Another time, when he was about eight or nine, he was on a farm wagon out on the range and jumped off before he was given the okay to do so. He jumped into a nest of rattlesnakes. As soon as he was aware of where he had jumped, he was lucky to be able to scramble out amid a tremendous whirring and thrashing of sounds. He always looked carefully after that.
Father’s first day at school was memorable. It began with eager anticipation and ended quite differently. In his excitement, he was spanked by the strict teacher for making too much noise. His response was to reach up and pull her nose! He was expelled and not allowed to return until the following year. At that point, father determined that educators need to teach children, not just their subject matter. His enthusiasm could have been used positive if only it had been guided in the right direction. This incident became one of the most driving forces in his pursuit of a career.
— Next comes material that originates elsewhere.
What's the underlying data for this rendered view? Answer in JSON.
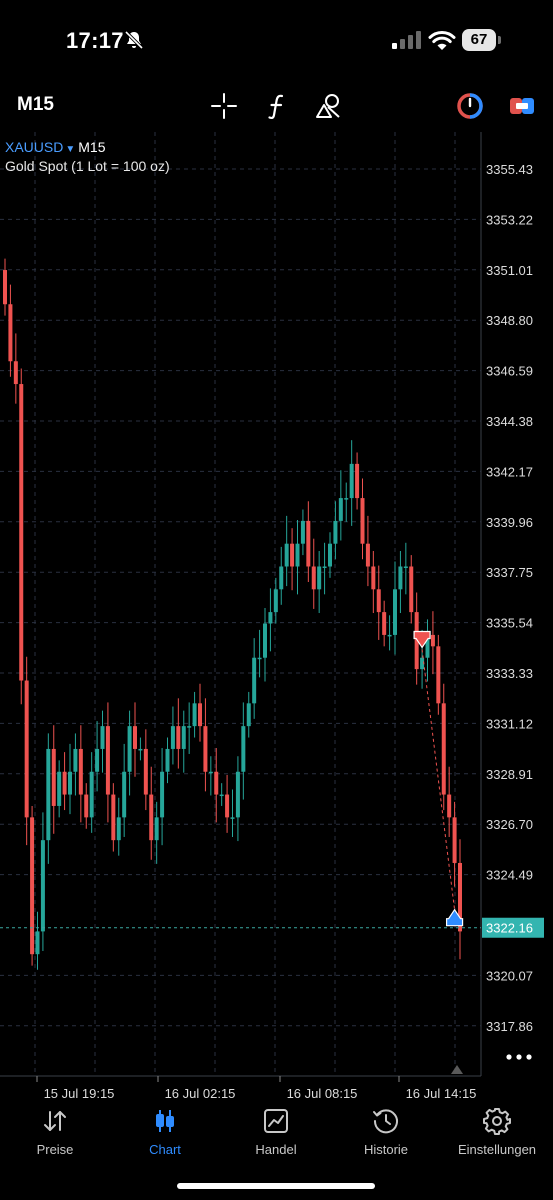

When father went to high school after he finished grade school at Buffalo Flats, he had to ride many miles into Long Pine on horseback. One of the townspeople told a friend that he could set his watch by father’s arrival every morning. Long Pine had only eleven grades, so father had to go to Doane Academy to finish the twelfth grade. He probably would have stayed to finish college there, but his cousin (who was the new minister at the First Presbyterian Church in Hastings), invited him to come to stay with his family so that he could attend Hastings College.
Father had a very “carrying” voice and we often joked that he did not need to pay any long distance bills because people could hear him in the next county. I always felt he could probably have had an excellent singing voice if had he had any vocal training.
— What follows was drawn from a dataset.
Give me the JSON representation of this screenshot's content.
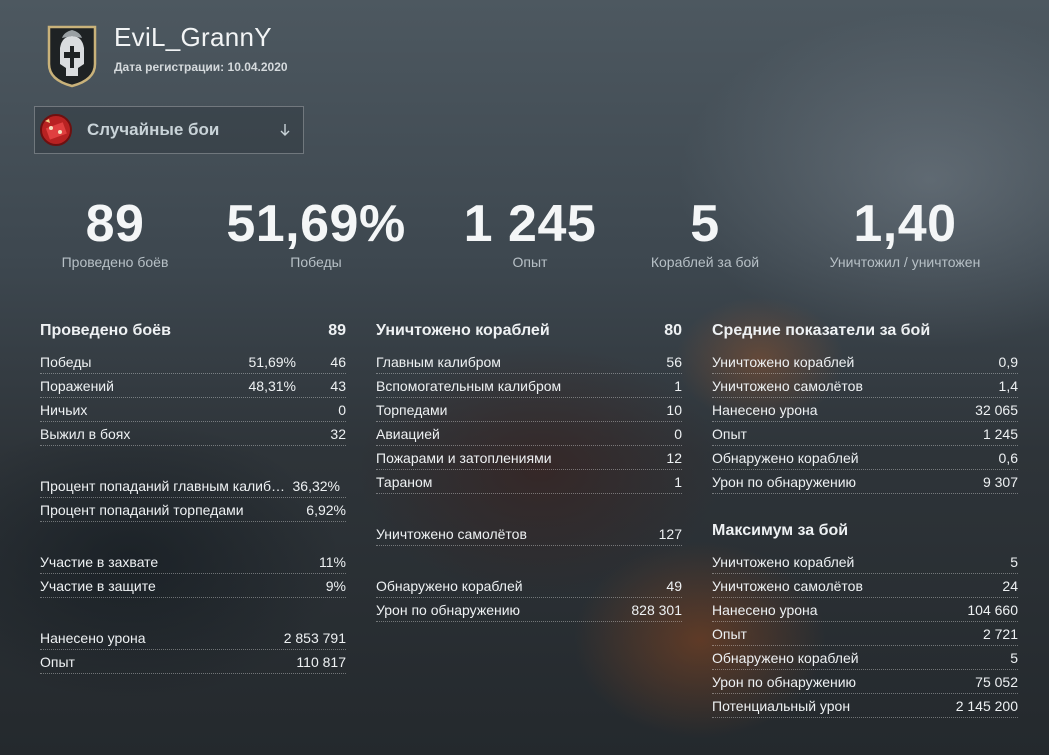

My grandmother was a dynamo, and a most supportive mother. She never went to bed until father had completed his homework. She would crochet or mend clothes, but never left him until he had finished. We later found out that she had never gone to school and was illiterate. She had lost her mother, who died in childbirth, and her father had remarried. Consequently, my grandmother became the caretaker of all the new babies. Her new stepmother would annually tell her that she could go to school the next year, but that she was needed around the house this year. Grandmother told my mother that she would hide behind the curtains crying, while she watched her stepbrothers and sisters going off to school and she had to stay home. Tragically, she was never given the opportunity to go to school. After grandmother was married, my grandfather taught her how to write her name so she could sign checks. She vowed that her children would be given the opportunity of getting not only a secondary education but also of going off to college.
Father’s next older brother became a physician with a large practice in Ogallala, Nebraska. The still older brothers kept up the ranch, and his oldest sibling, a girl, attended the University but only for one year, much to grandmother’s dismay, because she had fallen in love with the hired man at the ranch and wanted to get married. One of father’s older brothers had had scarlet fever when he was a child, sustaining such a severe fever that he never recovered mentally. He remained an eight- or nine-year old mentally, but had a tremendous affinity for animals, and was able to take care of them better than anyone else on the ranch. The ranch money came from the sale of mules to the government. In those days the army used mules for transporting supplies.
The changes that have occurred in over a hundred years are staggering, but the underlying character traits that sustained the Weyer family will endure for years to come. It has been an honor to see the influence that my father has had on many lives.